As an exercise, I wrote an algorithm for summing the all elements in an array that are less than i. Given input array A, it produces output array B, whereby B[i] = sum of all elements in A that are <= i. A's largest element is k.
My algorithm is as follows:
function summation(A, k)
Sorted = merge_sort(A)
j = 1
B[0] = 0
for i = 1 to k:
B[i] = B[i - 1]
while Sorted[j] <= i and j <= Sorted.length:
B[i] = B[i] + Sorted[j]
j++
Merge sort sorts in O(n log n). Now , intuitively I would say that the worst-case running time of the algorithm is n log n + k + n (since the inner while loop can only execute n times, regardless of k).
However expressing this is a sum, I get n log n + k + n. i.e. expressing the for and while loop:
$\sum^k_{i=1}\sum^n_{j=1}1$ = $\sum^n_{i=1}n$ = $kn$
i.e.
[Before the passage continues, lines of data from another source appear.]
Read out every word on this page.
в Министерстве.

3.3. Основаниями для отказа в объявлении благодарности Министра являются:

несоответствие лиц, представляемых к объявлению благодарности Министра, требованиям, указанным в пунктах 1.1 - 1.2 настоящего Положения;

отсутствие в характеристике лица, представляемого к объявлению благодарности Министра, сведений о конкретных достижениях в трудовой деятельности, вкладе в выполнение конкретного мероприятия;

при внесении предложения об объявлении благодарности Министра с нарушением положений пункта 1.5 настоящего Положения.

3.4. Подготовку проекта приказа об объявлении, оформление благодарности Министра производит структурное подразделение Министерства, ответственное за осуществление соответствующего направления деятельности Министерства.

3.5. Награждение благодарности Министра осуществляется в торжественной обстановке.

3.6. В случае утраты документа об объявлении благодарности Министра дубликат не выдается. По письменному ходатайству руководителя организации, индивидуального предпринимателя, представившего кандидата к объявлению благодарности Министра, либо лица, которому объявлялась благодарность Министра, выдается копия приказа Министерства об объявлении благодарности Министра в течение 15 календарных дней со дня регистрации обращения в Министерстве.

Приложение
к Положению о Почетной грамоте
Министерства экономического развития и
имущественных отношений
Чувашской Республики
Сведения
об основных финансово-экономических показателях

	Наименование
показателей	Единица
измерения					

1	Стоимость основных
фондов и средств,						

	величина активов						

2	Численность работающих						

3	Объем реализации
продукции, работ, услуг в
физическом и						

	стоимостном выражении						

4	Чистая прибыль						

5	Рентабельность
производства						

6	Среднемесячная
The algorithm's runtime would be: n log n + kn Any advice on where I am wrong?
Your sum expression is not wrong but it is a rather loose bound on the running time. In order to get the desired running time of $n \log n + k + n$ you could use the following sum \begin{align} \sum_{i=1}^k \, (1 + \text{number of items of size $i$}) \end{align} since the inner loop is only executed while there are items of size $i$. You need the additional 1 for the assignment $B[i] = B[i-1]$ in the outer loop. The sum can be simplified to obtain the suggested running time of $n + k$ for the loops. \begin{align} \sum_{i=1}^k \, (1 + \text{number of items of size $i$}) = ~ & k + \sum_{i=1}^k \, (\text{number of items of size $i$}) \\ = ~ & k + n \end{align}